Die beiden Schwestern, die sich zum ersten Mal seit Jahren wiedersehen, könnten unterschiedlicher kaum sein: Ines, die solide im Leben stehende Jüngere, hat in New York als Künstlerin Karriere gemacht, während die Ältere, Emilie, sich um die schwierige Mutter gekümmert hat

Die Reise, zu der Emilie Ines eingeladen hat, führt sie irgendwo in Europa an einen Waldweg, wo sie bereits von einem Empfangskomitee erwartet und zu einem versteckten, schlossähnlichen Anwesen mit seltsamen Bewohnern geführt werden.

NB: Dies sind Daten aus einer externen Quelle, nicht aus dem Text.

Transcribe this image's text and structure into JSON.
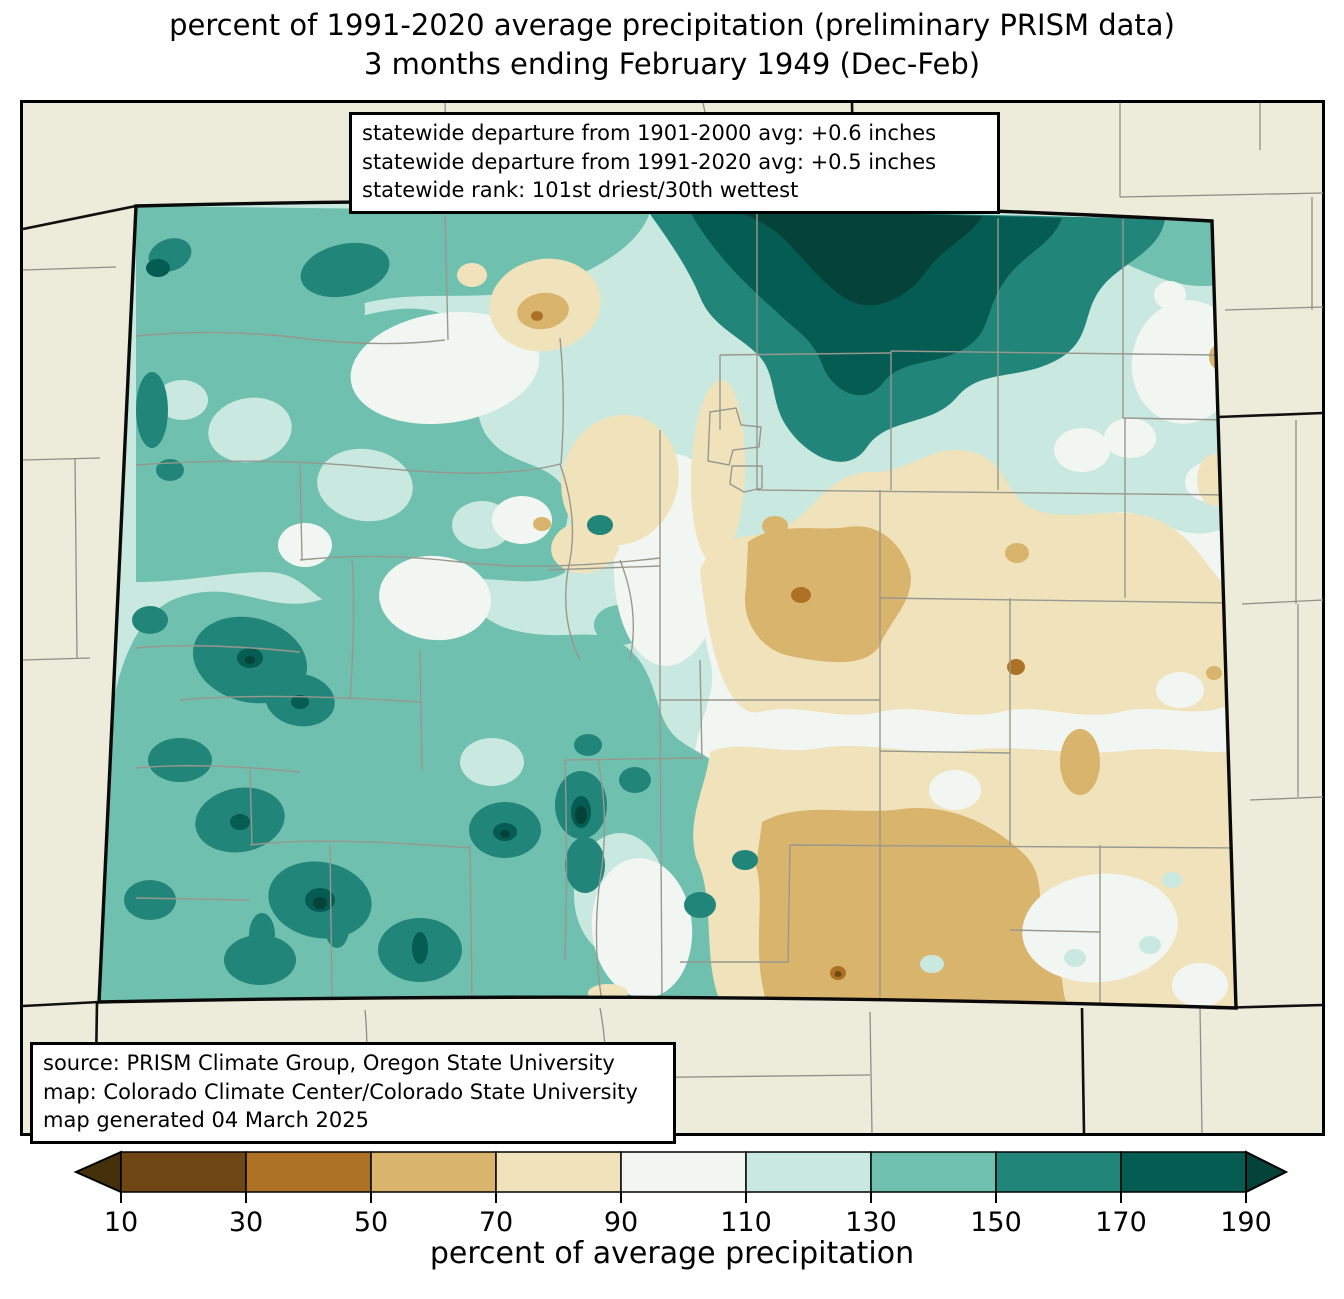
{
  "title": {
    "line1": "percent of 1991-2020 average precipitation (preliminary PRISM data)",
    "line2": "3 months ending February 1949 (Dec-Feb)"
  },
  "stats_box": {
    "line1": "statewide departure from 1901-2000 avg: +0.6 inches",
    "line2": "statewide departure from 1991-2020 avg: +0.5 inches",
    "line3": "statewide rank: 101st driest/30th wettest"
  },
  "source_box": {
    "line1": "source: PRISM Climate Group, Oregon State University",
    "line2": "map: Colorado Climate Center/Colorado State University",
    "line3": "map generated 04 March 2025"
  },
  "colorbar": {
    "label": "percent of average precipitation",
    "ticks": [
      "10",
      "30",
      "50",
      "70",
      "90",
      "110",
      "130",
      "150",
      "170",
      "190"
    ],
    "bins": [
      {
        "range": "<10",
        "color": "#45300C"
      },
      {
        "range": "10-30",
        "color": "#6F4714"
      },
      {
        "range": "30-50",
        "color": "#AC7124"
      },
      {
        "range": "50-70",
        "color": "#D9B46C"
      },
      {
        "range": "70-90",
        "color": "#F0E3BB"
      },
      {
        "range": "90-110",
        "color": "#F2F6F2"
      },
      {
        "range": "110-130",
        "color": "#C9E8DF"
      },
      {
        "range": "130-150",
        "color": "#6FC0AE"
      },
      {
        "range": "150-170",
        "color": "#228579"
      },
      {
        "range": "170-190",
        "color": "#055C52"
      },
      {
        "range": ">190",
        "color": "#04423A"
      }
    ]
  },
  "map": {
    "background_color": "#EDEBD9",
    "state_border_color": "#0A0A0A",
    "county_line_color": "#98988F"
  }
}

Die Irritation klärt sich alsbald auf – und an dieser Stelle muss, ohne groß zu spoilern, erwähnt werden, dass Emilie sich diesen Ort zum Sterben ausgesucht hat. Einen idyllischen, friedlichen, perfekten Flecken Erde, an dem Ines sie durch die letzten ihr verbleibenden Tage begleiten soll. Dort spielt auch die mysteriöse „Begleiterin“ Marina eine entscheidende Rolle …

In ihrem dritten Spielfilm bleibt die schwedische Regisseurin und Drehbuchautorin Lisa Langseth meist dicht an ihren beiden Protagonistinnen, doch Rob Hardys („Ex Machina“, „Auslöschung“) Kamera fängt immer wieder spätsommerlichen, fast zu schöne Bilder ein. Vor dem erlesenen Ambiente einer Luxusklinik inmitten elysischer Natur spielt sich Banales wie Erhabenes ab, und schnell geht es zwischen den Schwestern auch um die Versäumnisse der Vergangenheit, um Enttäuschungen und Verletzungen.

Die nicht besonders originellen Familiengeschichten stehen allerdings nicht im Mittelpunkt, vielmehr geht es – im Angesicht des Todes – um letzte Dinge: Schönheit, Vergänglichkeit, Sex, Liebe, und ja, selbstbestimmtes Sterben. Wenn das Branchenblatte „Variety“ ätzt, der Film sei „wie eine verworfene Idee aus Yorgos Lanthimos‘ Mülleimer“, wird andersherum ein Schuh draus: So könnte ein Lanthimos-Film ohne prätentiösen Kunstschwurbel aussehen. Die wenigen aufgesetzt wirkenden Szenen in „Euphoria“ werden von den vielen heiteren Bildern zum düsteren, diskussionswürdigen Thema und dem Spiel von Eva Green und Alicia Vikander allemal wettgemacht.

Euphoria S/GB/D 2017, 104 Min., R: Lisa Langseth, D: Alica Vikander, Eva Green, Charlotte Rampling, Charles Dance, Start: 24.5.